We talked to recent Driver Solutions grad Debra Garcia on just this – her switch to a truck driving job and the support she found in her children throughout the process. Keep reading as Debra discusses how important it is to have the full support of your loved ones before getting started on this career path and what its like pursuing a stereotypical "male industry"!

First off, tell us a little bit about your experience with Driver Solutions?
Well, about 6 weeks ago I decided I needed a better paying job because I have a son in college and a daughter who's about to be a freshman in high school. I'm actually a certified phlebotomist. I got my degree in 2010 and I'm really proud of that, but I couldn't find a job. I kept seeing all these ads for truck driving jobs and wondered if I could do it. I saw your ad for PAM Transport and went ahead and applied. The next day, I got the call from my Driver Agent, and soon all the paperwork was done and I found myself at C1 in Fort Wayne. Four weeks later, I had my CDL! It really was that fast. I am just so thrilled.

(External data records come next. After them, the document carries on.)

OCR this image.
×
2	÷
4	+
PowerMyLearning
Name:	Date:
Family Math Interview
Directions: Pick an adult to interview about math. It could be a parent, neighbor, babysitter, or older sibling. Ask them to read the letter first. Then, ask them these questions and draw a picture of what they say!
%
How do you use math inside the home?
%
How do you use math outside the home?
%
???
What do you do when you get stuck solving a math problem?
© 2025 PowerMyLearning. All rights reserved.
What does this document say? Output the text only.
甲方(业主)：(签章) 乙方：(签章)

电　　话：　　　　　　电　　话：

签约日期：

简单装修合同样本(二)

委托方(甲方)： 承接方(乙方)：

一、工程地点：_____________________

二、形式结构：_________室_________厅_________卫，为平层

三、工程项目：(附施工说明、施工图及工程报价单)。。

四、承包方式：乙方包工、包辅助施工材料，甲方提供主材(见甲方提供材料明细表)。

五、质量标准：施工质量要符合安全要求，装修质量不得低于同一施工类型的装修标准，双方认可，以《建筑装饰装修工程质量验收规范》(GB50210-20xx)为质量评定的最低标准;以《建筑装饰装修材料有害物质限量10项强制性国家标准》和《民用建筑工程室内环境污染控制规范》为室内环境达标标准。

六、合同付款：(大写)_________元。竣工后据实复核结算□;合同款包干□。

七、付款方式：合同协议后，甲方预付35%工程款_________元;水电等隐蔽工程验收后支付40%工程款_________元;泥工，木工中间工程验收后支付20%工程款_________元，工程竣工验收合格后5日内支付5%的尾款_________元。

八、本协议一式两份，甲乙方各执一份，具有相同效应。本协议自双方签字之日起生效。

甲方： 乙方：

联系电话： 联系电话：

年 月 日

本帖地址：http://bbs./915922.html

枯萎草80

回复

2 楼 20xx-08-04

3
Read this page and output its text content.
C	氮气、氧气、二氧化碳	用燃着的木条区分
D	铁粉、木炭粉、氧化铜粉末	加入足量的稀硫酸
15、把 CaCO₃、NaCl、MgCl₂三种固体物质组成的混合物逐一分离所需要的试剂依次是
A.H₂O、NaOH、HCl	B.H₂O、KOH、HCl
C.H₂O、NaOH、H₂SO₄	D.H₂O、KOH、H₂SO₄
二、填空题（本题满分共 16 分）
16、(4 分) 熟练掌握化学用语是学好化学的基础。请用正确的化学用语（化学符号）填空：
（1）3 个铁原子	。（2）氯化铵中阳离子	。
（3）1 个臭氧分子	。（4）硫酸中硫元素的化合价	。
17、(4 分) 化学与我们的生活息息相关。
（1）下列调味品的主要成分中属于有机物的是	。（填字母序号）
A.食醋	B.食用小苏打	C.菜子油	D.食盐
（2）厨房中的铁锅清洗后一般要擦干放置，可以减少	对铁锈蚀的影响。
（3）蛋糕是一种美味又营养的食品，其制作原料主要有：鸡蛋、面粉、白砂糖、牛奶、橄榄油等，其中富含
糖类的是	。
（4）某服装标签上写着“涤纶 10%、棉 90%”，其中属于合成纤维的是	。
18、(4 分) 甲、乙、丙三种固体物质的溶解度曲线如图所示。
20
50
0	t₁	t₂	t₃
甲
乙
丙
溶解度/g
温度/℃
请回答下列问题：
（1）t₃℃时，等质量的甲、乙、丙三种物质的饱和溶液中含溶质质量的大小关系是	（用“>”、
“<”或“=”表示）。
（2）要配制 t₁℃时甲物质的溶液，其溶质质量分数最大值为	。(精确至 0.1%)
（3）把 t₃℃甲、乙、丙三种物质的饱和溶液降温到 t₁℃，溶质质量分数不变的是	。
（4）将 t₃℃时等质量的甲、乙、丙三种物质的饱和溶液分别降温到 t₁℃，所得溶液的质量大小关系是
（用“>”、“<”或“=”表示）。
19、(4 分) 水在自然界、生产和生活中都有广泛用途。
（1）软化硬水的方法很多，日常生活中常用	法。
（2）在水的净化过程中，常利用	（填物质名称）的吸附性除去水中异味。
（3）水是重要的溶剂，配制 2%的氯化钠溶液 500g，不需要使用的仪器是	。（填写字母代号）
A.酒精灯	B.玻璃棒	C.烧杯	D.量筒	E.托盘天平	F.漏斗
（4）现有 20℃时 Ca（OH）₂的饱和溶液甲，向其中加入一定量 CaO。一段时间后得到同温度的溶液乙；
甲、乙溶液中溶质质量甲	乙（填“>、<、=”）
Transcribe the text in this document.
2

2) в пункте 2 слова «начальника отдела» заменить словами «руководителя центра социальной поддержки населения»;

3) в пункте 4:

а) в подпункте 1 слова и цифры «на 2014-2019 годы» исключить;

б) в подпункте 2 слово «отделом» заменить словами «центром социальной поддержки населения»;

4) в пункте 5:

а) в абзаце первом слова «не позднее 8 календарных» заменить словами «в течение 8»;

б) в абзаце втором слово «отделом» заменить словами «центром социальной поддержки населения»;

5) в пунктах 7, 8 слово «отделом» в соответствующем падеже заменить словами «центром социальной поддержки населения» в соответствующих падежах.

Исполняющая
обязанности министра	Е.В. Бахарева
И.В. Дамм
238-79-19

What type of discussions/support have you had with your family about this career change?
My family is 100% supportive. My kids think I can walk on water, to be honest. They had no doubt that I could do it even when I did. The week of school work wasn't hard, but the week after that was. Three days after I started training on the range, I came home and told my son, "I can't do this." He asked what it was I couldn't do and I said, "I can't do this, I can't parallel park a 70 foot vehicle!" And he just kind of looked at me like, "Mom? Are you serious? Parallel park a semi? It's been THREE days!" My kids have been so supportive. When my son said that, it brought everything in perspective and I thought, wow, I'm talking about trying to parallel park a 70 foot vehicle. Why am I stressing? And then you know what? When I took my range test, I didn't get one point and I did it perfectly. I really am truly amazed and I couldn't be happier.

My wonderful children are committed along with me and I couldn't do this without them. I have to stay with the company for a year, then I can decide what to do. At the end of the year I may stay OTR because I like it, or I might do something local because once you get a year of OTR experience, local truck driving jobs start becoming available. I'm not sure which way I'll go to tell you the truth, but at least I have opportunities and options.

I was talking to the kids recently and telling them I just feel like this is the path I was supposed to follow because it all happened so quickly. I worked every day while I was in school too, because I have to support my family. It's been nonstop work, no days off since June. And it hasn't felt hard, it's been easy, so that tells me I'm doing what I need to do.

What tips do you have for new students/females entering a stereotypical "man's world?"
You can do it. Just trust the instructors. They'll give you the tools if you just trust them. The first three days or so I didn't really fully trust that they'd be able to teach me. They knew I could do it, but I didn't know that. Once I finally trusted them it was just very easy and I was treated very respectfully. It might be a man's world, but everyone was very respectful of me being a female in a predominately male industry.

It's been a wonderful experience, and I have nothing but great things to say about my classmates and instructors. Everything was positive -- not one negative (other than me thinking I possibly couldn't do it). I just persevered because they told me not to quit and that they wouldn't let me quit. And I did it and I'm so happy! It feels awesome when you do accomplish it. I told myself that this is a man's thing, but I can do it too!